Two camps exist on the importance of Security Awareness in an organization. One camp feels it is a complete waste of time, money and effort to reduce a risk that will never be fully mitigated. The other camp feels it is crucial to securing a corporate environment, even though it will never be 100% effective. Many security awareness training programs concentrate on past breach scenarios or promote security policies, because as GI Joe would say…Knowing is half the battle. But is this the best way of promoting awareness?
This presentation will shed some light on the viewpoint of an organization versus the individual and how they differ. Knowing this will help you as a practitioner throw out the expensive 3rd party “Awareness” consultants and focus on what needs to be done. Proposed changes will also be made on how different controls and education itself needs to be re-evaluated.
- Shedding some light on the viewpoint of an organization versus the individual and how they differ
- Help you throw out the expensive 3rd party “Awareness” consultants and focus on what needs to be done
- Proposed changes on how different controls and education need o be re-evaluated
About Aaron Wampach
Dr. Aaron Wampach has been active in the field of technology for over 25 years. In the last 18 years, he has focused primarily on the area of information assurance. He holds several industry certifications: CISSP, GSEC, GCIH, CRISC and CISM. In his spare time he is an active member of the local information assurance community: volunteering his time in the local ISSA chapter; is an ISSA International Fellow; a SANS mentor; and teaches various graduate level cybersecurity classes.
His previous experience includes working or consulting for numerous Fortune 500 organizations to small start-up organizations. He has experience in several business verticals ranging from government and transportation to medical device manufacturing and healthcare. He is currently a manager of security engineering and is a security architect for a HealthPartners and is also an adjunct associate professor at St Mary’s University.
About Perry Hemmingsen
Perry Hemmingsen has worked in information security for nine years.
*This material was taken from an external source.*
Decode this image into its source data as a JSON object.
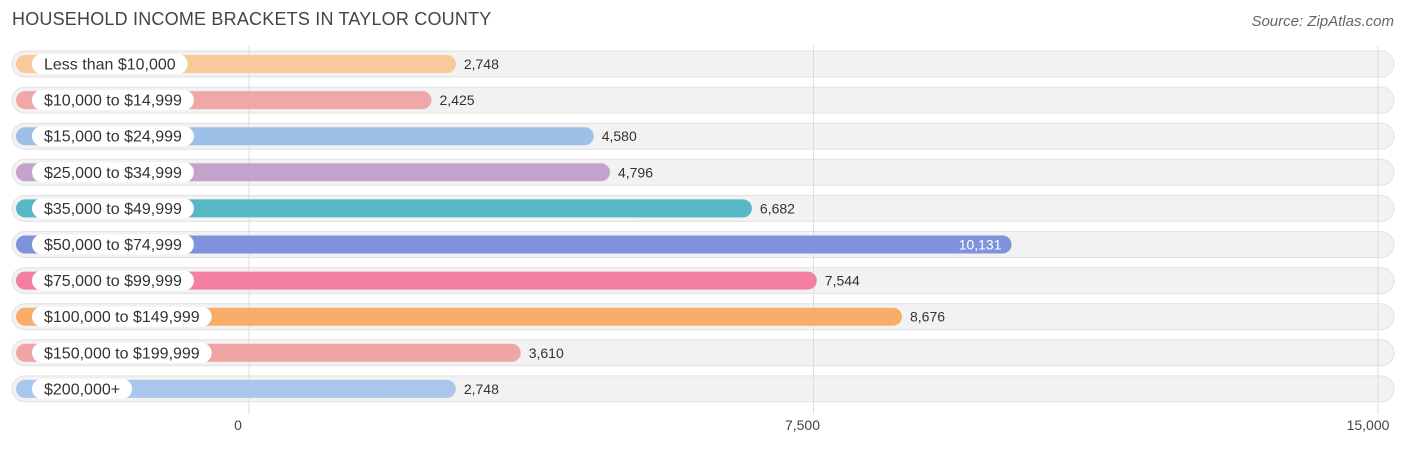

Before landing at Target, he has been employed in the energy industry, healthcare/insurance and global finance. With a background in information security, data encryption and software development, his main focus is in application security. In addition to technical savvy, Hemmingsen has heavy experience working with software developers and managers in creating and maintaining application security programs. Throughout his time in the industry, he has done everything from complex code reviews to designing corporate-wide policies and procedures for brand new AppSec programs.